The situation changes with a new type of professional painters in the 20th century China and shifts more to an greater weight put an general quality. An advantage immediately destroyed by the better access of forgers to their material in prints and online.


The question about a general quality is a very different matter then we are talking about the professional Japanese painters. Here the system of an internal education in techniques, topics and their representation in the great and proud painter studios produces such a high level of skill and understanding, that forgers are hardly able to keep up with it. Those professional painters are working also according to the subject and the taste of the usually unknown costumer in very different styles. So scrutinizing the individual calligraphic style is often less helpful and requires at least references of the same subject by the same hand. Often it will not be possible at all.

In this situation the general quality is of much greater importance. So if we can establish a certain very high level of quality in the composition, brushwork, shading and coloration we could at least exclude what is not good enough.


But how could this be done? What is such good quality?

Now this alone deserve a special essay. Its a difficult question, and in other places only answered with an autocratic declaration, in most cases its not answered at all.

In the end to see quality, it needs probably not only a trained eye but also a trained hand.

Calligraphic quality could be understand easier with a certain amount of practical study. Trying to understand calligraphy, brushwork as anything different than movement is not helpful. This problem grows of course even bigger when you try to compare individual brushwork with references. To compare two similar looking patches of colour or ink and not understand the movement had created them is meaningless.

Other painting techniques like ink shading have a lot less individual quality from the beginning. But a careless applied ink or colour shading in a painting of one of the best painters like Tanyuu, Tsunenobu or Ganku is unthinkable. So in this case the general level of quality can tell us a lot too. To obtain the skill of understanding quality of ink shading, a thorough study of references is essential. One has to know how a certain painter usually does it.


When we discuss the individual calligraphic quality we mean of course the brushwork generally. The general body of calligraphic strokes in the painting or calligraphic text is the important part.

The small, to the forger well known example of a signature is much less important than longer calligraphic texts or the painted subject.

Even less we should care about the seal imprints. Carved after a model a good forgery is easily achieved. Now even done with modern reproduction techniques so that there is no difference.

And such a imprint of the same seal might look very different anyway. Just take a look to the example of the seal prints on Ganku's fabulous set of Tiger and Dragon. The seal imprints on the two paintings of one set, do not make a fine set at all.











A fascinating painting with a great quality and a bad seal, is still fascinating and excellently painted!


Often those less important parts of the individual calligraphic body of the paintings, signature and seal prints, are valued far to much.

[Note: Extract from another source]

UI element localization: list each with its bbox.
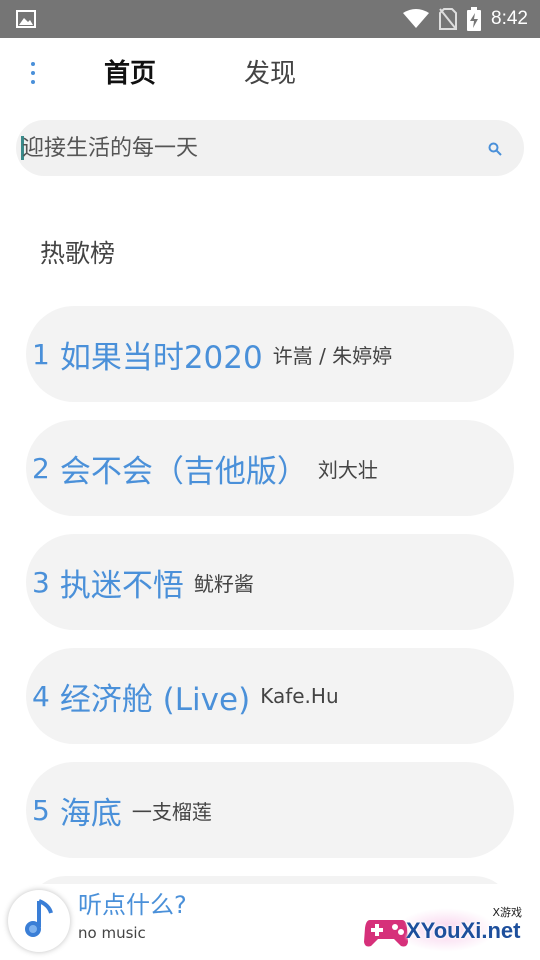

And to make it worse they are carelessly compared to only reproduced references, coming even from a wood block print or a forgery and usually given without any idea of the used material and/ or there it is taken from.


As for any calligraphic reference by a third hand directly connected to the painting, an inscription on the painting or its box, a letter of reference, it should be treated as an individual artwork. It only could have any value after we could establish its authenticity, but not a very great one. Even a great mind could be wrong with his honest inscription. A piece of paper could be moved easily, a box exchanged without a problem.